Both phenomena saw significant growth beginning in the 1960s.
The focus then shifted to CO2 emissions in the various regions of the planet. In the "continents" aggregate, we can see that essentially the vast majority of emissions come from Asia, Europe and North America.
Africa, South America and Oceania have much lower emissions and, despite this, according to experts, will be the areas most affected by climate change.
For individual country emissions, we performed a regional analysis.
First, Europe: almost all countries show the same pattern, i.e. a steady increase since the end of the 19th and beginning of the 20th century (coincidental with the first and second industrial revolutions), followed by a negative peak after the end of the Second World War. But since the 1950s, as we know, European economies have experienced a recovery phase and, with it, CO2 emissions have increased at an unprecedented rate, up to a peak in 1980. After that, a new phase begins in which emissions stabilize and seem to be on a downward trend in the present. The European Union has launched a program to achieve carbon neutrality by 2050. Despite the fact that after 1980, annual emissions stabilized and began to decline, the goal still seems very ambitious, especially in light of the small window of time between now and 2050.
In Asia, China is by far the most polluting country, with emissions on an annual basis at a very high rate since the 2000s. In addition, almost all countries are emitting CO2 at an increasing rate in light of their industrialization and resource exploitation. Only South Korea and Japan have a similar trend to European countries.
In North America, as it is easy to expect, the U.S. accounts for almost all CO2 emissions. Unlike European countries, the U.S. has seen the trend decline only after the 2008 recession. It is not possible to say with certainty whether we are seeing an effect of the economic recession or a sign of the shift toward greener and more sustainable technologies.
The analysis concludes with an investigation of the possible relationship between wealth and CO2 emissions per capita, both measures being related to a country's economy (energy production and consumption).

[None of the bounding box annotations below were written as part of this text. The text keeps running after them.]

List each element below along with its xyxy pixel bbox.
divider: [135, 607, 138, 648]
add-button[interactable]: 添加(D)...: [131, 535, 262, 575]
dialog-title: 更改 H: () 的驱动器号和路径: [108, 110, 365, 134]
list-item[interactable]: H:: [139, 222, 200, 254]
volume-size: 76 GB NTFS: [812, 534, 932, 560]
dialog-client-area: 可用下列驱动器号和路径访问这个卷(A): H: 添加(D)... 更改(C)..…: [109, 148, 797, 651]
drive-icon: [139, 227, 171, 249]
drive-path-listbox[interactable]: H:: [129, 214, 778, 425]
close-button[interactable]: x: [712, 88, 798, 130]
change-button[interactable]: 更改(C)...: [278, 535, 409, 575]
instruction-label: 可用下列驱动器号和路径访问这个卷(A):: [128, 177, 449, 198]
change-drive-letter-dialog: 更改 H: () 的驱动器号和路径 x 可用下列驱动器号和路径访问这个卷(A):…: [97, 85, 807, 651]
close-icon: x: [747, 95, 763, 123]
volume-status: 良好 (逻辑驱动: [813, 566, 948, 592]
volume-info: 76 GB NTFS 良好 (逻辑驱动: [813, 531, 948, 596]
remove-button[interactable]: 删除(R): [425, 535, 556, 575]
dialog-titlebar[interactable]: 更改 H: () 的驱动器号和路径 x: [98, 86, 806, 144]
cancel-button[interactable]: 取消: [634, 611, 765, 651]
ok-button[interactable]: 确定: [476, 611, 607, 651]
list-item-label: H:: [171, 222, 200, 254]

According to 2019 data, there is a weak correlation in Europe (R-square index = 0.3), while in Asia the statistical index is higher, although an R-square of 0.53 doesn't indicate a strong correlation. It is probably that the different figures between European and Asian countries are due to the very different types of economies and development systems. Whereas European economies are ready for a green transition, developing countries, such as those we observed in Asia, remain heavily reliant on natural resource exploitation. Consequently, GDP is more supported by polluting activities, and green policies would be more painful for growing economies. This, not surprisingly, is one of the most complex issues that has often prevented a common position from being found during climate change conferences.